A Dad's View: Still a city boy at heart

A Dad's View 21: Still a city boy at heart

Getting back to nature is all very well in short bursts, but the lack of facilities makes Tom Dunmore realise he's still a city boy


It's day-trip season, and we've finally made it out of the city. Ava's ahead of me, scrambling up Box Hill like a mountain goat, while Lise drags Erik up behind me. I'm in the middle, foolishly attempting to push a buggy up a 50 per cent incline.

'Daddy, I'm going to roll down the hill!' shouts Ava. 'Noooo!' I holler, but too late – she's barrelling, out of control, down the hill towards the road at the bottom.

For a moment, I'm paralysed: do I abandon the buggy and risk it tumbling onto my wife and son, or drag it with me and hope that I can still intercept Ava's roll before she reaches critical velocity?

I opt to throw it on its side and rush across the hill, but lose my footing and begin my own, unintentional descent.

By the time I regain consciousness, Ava is standing over me, prodding me with a stick, and Lise and Erik are picking their way through the avalanche of snack food that was once our picnic. This day-trip stuff is tougher than I imagined.

I grew up in the countryside, and always planned on returning to the rolling fields when I had children. But even with babies, London's lure proved too strong, with its multitude of nurseries, soft-play centres, cinemas and museums.


When it comes to getting back to nature, venturing further than the local park has been a challenge of epic proportions.

Admittedly this is our own fault: thanks to a combination of laziness, poverty and a vague sense of environmental responsibility, we don't own a car. This was a badge of pride when I was childless – but now it's simply the mark of a masochist.
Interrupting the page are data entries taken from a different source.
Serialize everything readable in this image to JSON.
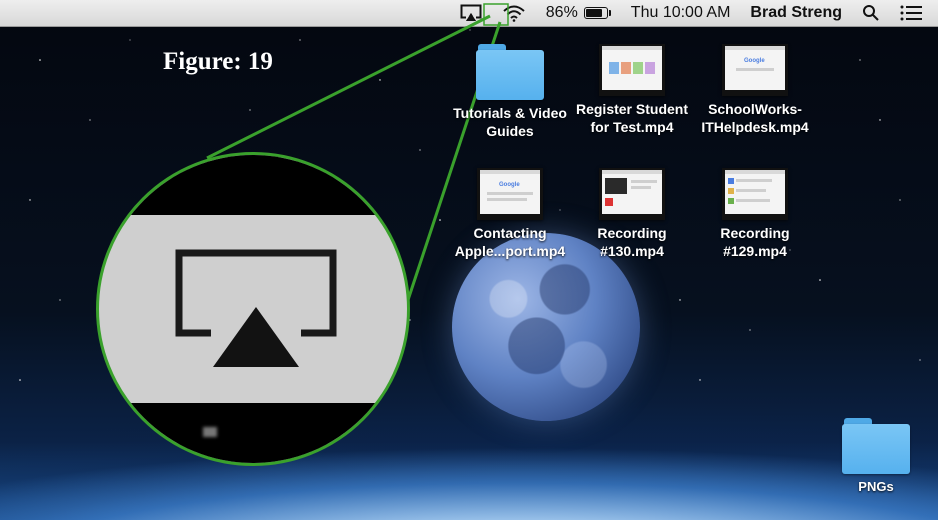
{
  "menubar": {
    "battery_percent": "86%",
    "battery_level": 0.86,
    "clock": "Thu 10:00 AM",
    "user_name": "Brad Streng",
    "icons": [
      "airplay-icon",
      "wifi-icon",
      "battery-icon",
      "spotlight-search-icon",
      "notification-center-icon"
    ]
  },
  "figure_label": "Figure: 19",
  "desktop_items": [
    {
      "label": "Tutorials & Video Guides",
      "kind": "folder"
    },
    {
      "label": "Register Student for Test.mp4",
      "kind": "video"
    },
    {
      "label": "SchoolWorks-ITHelpdesk.mp4",
      "kind": "video"
    },
    {
      "label": "Contacting Apple...port.mp4",
      "kind": "video"
    },
    {
      "label": "Recording #130.mp4",
      "kind": "video"
    },
    {
      "label": "Recording #129.mp4",
      "kind": "video"
    },
    {
      "label": "PNGs",
      "kind": "folder"
    }
  ],
  "colors": {
    "highlight_green": "#3aa12c",
    "folder_blue": "#5cb4ef",
    "menubar_bg": "#e4e4e4"
  }
}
Fellow parents invariably meet the news with a mixture of pity and incomprehension.

'Well that must be... cheaper?' they say, trying to divine the method behind my madness.
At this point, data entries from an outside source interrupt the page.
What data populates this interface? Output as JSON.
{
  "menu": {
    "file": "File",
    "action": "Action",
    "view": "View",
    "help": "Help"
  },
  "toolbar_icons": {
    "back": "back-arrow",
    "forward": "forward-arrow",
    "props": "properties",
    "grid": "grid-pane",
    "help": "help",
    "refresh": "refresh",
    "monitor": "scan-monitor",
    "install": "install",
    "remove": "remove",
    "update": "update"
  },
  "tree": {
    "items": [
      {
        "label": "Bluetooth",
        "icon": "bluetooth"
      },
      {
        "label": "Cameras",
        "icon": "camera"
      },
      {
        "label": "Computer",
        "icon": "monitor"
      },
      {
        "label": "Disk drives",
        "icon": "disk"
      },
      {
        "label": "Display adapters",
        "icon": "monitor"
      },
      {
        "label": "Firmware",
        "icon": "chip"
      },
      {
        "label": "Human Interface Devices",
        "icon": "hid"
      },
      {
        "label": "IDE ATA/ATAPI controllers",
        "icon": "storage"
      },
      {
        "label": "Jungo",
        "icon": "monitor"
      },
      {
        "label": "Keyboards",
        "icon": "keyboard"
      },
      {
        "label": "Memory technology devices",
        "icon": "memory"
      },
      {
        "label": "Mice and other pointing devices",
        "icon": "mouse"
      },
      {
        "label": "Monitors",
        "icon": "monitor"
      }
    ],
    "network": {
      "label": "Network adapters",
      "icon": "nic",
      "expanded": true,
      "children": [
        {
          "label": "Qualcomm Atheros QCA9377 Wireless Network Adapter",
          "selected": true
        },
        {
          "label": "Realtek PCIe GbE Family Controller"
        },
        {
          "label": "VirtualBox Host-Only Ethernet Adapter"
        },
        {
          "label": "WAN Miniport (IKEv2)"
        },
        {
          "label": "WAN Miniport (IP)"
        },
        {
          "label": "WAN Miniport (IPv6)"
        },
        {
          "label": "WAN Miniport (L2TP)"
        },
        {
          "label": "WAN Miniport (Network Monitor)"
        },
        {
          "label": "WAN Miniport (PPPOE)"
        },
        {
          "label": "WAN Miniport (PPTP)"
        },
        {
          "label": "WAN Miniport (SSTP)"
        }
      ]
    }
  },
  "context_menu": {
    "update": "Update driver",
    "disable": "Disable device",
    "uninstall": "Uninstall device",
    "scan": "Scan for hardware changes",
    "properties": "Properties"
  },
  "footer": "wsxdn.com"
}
But I know they're really thinking, 'So you're the social pariah who brings screaming babies onto the Underground and rams oversized buggies onto packed buses?' Yes, that's me. Sorry.
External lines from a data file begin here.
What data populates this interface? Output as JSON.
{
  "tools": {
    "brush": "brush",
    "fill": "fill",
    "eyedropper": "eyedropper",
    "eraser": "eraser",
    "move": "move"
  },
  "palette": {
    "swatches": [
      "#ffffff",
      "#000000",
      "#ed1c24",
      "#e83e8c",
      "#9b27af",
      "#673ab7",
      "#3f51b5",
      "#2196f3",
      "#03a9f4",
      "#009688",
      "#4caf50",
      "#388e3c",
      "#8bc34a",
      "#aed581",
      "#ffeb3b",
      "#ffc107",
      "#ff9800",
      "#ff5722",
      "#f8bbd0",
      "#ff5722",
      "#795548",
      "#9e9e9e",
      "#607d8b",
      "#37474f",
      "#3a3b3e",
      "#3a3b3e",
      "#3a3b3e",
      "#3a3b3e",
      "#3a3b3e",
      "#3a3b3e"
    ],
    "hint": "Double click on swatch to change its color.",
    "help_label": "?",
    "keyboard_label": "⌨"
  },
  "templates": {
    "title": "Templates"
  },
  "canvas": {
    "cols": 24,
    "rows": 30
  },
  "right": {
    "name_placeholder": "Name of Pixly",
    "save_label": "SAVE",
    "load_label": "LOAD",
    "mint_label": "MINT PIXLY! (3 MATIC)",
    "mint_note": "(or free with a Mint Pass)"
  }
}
There are benefits to being car-free, though. Lifting kids, buggies and bags up and down steps is guaranteed to keep you in shape. Plus you quickly learn the art of travelling light – we're masters at packing four lives into a single, 20kg suitcase. Best of all, you avoid that soul-destroying process of trading in your sexy, two-door sports car for a hulking, nappy-packed people carrier.

But getting back to nature without a car is a serious challenge.

It's not just the physical exertion of hauling supplies around with a child on your shoulders – it's the military level of planning required. Snacks, changes of clothes, waterproofs, train tickets and – most important of all – remembering to load the iPad with movies for the journey. And not just any movies.

Because last month's favourite will inevitably become this month's turkey for our fickle little critics – and they'll need no encouragement to let everyone else on the train know this too.

It's not easy to meet the eyes of fellow travellers when your children are dissolving into hysterics over the merits of Cinderella III and Barbie: Life in the Dreamhouse.

But when we finally reach the top of Box Hill, follow the trail, climb the trees, eat the sandwiches and fight the bees, it all seems worth the effort. 'Maybe we should move to the country,' I gush, before Lise reminds me that I panic if I'm more than five minutes away from a 24-hour supermarket.

'One step at a time,' she says, just as Erik rushes past and falls face first into the sandwiches. 'One step at a time,' I agree.